The growing need to process, analyze and integrate data in functional genomics is leading to the development of more and more advanced and accessible bioinformatic tools. The flow of data and information between different genomic technologies is at the very heart of several experiments. For example, processed EST sequences must be analyzed to identify and annotate unigene sets, used to design and manufacture microarrays, and for the discovery of single nucleotide polymorphisms (SNPs) (Le Dantec et al., 2004). The magic database package (L. Pratt, University of Georgia at Athens, USA) was designed to accommodate this central need for integration. It is a portable package that was designed for use by biologists with minimal informatic expertise ( The database is currently used in conjunction with EST sequencing and microarray manufacture in loblolly pine (J. Dean); it also supports microarray databasing.

Beyond candidate genes

By bringing together ecologists, molecular biologists and population geneticists, a new research area is being developed in the forestry community to identify the genes responsible of forest tree adaptation. The approach seeks to identify functionally important genes from the study of nucleotide diversity patterns and to test these nucleotide polymorphisms for associations with the phenotypic variation in adaptive traits (Neale & Savolainen, 2004). Once a set of candidate (structural or regulatory) genes is determined, mutations of adaptive significance (i.e. that natural selection has favored) can then be identified, based on the within and between species nucleotide diversity pattern analysis (Kreitman, 2000). To determine whether or not observed variation has adaptive significance, scientists are describing the following.

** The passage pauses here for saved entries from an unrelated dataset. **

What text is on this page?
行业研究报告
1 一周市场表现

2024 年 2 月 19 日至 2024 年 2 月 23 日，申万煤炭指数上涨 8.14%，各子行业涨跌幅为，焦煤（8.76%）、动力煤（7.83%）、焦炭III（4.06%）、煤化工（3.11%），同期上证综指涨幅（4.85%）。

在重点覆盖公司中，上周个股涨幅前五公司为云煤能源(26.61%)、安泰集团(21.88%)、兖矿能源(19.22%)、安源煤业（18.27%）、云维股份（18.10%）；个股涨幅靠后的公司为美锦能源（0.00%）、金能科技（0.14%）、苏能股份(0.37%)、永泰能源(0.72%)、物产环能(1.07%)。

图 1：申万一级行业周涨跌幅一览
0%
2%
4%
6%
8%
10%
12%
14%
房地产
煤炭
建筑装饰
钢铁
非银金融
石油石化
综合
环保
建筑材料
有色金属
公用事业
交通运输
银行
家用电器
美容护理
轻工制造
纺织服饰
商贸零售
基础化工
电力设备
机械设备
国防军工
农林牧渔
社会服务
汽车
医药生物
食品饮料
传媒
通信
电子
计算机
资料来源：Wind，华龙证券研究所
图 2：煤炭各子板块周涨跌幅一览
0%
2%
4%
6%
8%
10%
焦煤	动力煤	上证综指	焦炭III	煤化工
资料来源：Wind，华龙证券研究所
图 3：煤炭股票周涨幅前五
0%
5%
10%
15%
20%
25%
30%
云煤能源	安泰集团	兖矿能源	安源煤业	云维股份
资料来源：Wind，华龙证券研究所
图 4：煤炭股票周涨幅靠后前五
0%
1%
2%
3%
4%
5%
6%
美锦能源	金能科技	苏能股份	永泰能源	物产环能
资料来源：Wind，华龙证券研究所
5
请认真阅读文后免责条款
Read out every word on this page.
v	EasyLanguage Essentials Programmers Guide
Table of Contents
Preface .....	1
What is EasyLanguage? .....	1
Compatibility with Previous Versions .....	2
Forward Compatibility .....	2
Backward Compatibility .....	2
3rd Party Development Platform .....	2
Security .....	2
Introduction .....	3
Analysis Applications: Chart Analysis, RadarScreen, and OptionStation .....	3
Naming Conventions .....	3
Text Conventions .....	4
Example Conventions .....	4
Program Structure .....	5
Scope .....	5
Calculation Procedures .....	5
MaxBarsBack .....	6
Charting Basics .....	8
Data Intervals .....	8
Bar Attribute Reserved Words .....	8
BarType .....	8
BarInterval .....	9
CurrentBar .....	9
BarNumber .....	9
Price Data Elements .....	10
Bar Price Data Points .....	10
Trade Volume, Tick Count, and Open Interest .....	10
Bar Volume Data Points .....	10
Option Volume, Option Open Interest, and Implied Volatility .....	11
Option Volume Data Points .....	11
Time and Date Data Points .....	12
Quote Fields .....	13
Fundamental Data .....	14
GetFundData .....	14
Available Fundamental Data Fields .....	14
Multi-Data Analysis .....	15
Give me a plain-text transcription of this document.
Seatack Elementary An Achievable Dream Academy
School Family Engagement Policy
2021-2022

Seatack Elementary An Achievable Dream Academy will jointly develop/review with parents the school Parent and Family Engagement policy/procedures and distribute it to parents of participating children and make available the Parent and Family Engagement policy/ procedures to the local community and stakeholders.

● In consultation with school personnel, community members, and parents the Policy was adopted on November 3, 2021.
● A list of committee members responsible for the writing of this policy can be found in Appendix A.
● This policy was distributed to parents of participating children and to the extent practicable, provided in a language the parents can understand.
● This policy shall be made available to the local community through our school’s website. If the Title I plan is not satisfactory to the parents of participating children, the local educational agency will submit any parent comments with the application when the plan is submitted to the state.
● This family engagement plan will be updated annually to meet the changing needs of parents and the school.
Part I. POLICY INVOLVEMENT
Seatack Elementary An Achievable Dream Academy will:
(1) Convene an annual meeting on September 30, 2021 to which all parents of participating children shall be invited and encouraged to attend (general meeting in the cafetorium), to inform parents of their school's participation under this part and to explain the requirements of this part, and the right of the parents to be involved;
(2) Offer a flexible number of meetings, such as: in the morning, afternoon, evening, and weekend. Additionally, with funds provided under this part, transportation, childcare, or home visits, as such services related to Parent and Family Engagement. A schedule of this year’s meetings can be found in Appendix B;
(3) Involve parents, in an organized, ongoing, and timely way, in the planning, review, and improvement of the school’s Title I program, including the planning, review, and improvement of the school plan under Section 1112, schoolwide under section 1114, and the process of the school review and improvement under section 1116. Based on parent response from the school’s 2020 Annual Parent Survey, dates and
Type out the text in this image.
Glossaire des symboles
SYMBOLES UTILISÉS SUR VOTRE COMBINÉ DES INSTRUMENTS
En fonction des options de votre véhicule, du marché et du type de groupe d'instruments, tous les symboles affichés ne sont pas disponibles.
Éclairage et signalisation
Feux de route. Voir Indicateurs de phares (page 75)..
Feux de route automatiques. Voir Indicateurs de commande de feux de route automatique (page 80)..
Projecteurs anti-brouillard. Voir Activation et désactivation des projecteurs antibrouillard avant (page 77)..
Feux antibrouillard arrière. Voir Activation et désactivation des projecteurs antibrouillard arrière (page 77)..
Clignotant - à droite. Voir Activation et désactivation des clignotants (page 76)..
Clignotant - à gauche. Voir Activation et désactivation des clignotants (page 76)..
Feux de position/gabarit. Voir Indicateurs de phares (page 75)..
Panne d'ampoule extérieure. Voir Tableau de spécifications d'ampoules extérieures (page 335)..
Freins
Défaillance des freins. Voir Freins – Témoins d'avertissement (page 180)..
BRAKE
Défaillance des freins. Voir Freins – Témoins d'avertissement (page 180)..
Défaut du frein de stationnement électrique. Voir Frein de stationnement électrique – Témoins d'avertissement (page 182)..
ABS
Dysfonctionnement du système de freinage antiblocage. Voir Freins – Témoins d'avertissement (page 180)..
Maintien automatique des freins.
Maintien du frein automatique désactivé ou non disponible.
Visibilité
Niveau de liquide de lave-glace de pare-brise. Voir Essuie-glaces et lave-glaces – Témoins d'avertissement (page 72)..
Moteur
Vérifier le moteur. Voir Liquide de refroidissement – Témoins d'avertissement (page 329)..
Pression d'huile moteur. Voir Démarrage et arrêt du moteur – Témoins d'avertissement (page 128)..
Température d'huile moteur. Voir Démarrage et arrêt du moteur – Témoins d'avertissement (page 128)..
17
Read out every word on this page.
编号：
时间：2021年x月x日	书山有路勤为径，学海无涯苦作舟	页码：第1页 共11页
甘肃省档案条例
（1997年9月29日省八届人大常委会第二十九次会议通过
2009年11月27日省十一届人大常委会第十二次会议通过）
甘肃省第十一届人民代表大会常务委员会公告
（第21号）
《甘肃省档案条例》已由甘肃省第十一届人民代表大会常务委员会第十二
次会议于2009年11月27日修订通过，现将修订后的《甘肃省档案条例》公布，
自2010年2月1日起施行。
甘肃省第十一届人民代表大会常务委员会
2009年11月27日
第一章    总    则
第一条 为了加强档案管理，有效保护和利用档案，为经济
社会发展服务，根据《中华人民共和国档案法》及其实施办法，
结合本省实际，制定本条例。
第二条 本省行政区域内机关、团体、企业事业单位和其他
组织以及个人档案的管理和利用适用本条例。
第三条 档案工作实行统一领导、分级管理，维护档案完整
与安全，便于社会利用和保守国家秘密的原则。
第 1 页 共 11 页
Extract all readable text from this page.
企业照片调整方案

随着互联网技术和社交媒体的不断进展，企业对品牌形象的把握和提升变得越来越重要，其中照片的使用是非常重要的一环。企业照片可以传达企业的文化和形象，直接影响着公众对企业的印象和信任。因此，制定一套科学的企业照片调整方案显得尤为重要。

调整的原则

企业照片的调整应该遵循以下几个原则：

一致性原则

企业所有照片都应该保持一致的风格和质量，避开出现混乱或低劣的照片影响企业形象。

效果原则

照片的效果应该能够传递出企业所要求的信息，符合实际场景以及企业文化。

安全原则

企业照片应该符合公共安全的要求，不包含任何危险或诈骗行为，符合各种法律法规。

  • The number (SNPs and insertion/deletion events (INDELs)), nature (silent vs nonsynonymous) and genomic location (coding vs noncoding) of nucleotide polymorphisms (Brown et al., 2004; Pot et al., 2005).
  • • The level and the structure of diversity (at the nucleotide and haplotype level). Diversity is one of the key elements to preserve the adaptive potential and the capacity of organisms to adapt to new environmental conditions. It is therefore of main importance to quantify the level of diversity in genes putatively involved in forest tree adaptation. The structure of diversity (i.e. how the genetic diversity is distributed within and among populations) is also an important feature to be considered.
  • • The extent of linkage disequilibrium (LD), i.e. the tendency of alleles to be inherited together, is also an important parameter, both for understanding the genealogical history of populations, and for predicting the efficiency of association studies in natural populations (Goldstein & Weale, 2001).
  • • The extent to which nuclear diversity patterns are the result of selection. There are a number of methods used to search for ‘molecular signatures’ of natural selection (Ford, 2002). They generally use neutrality as the null hypothesis, and they are based on site/allele frequency distributions or ratios of synonymous vs nonsynonymous polymorphisms within and between species.

The validation of putatively important SNPs (or haplotypes) is carried out in a third step, wherein nucleotide polymorphisms are tested for association with the phenotypic variation of adaptive traits in natural populations (Cardon & Bell, 2001). Given the low LD window frequently observed in these largely outbred and highly polymorphic species (in poplar: Ingvarsson, 2005; in pine: Brown et al., 2004; in spruce: presented by E. De Paoli, University of Udine, Italy), it is suggested that this association strategy should lead to the identification of functional variation to a scale that could not be reached by classical QTL mapping experiments.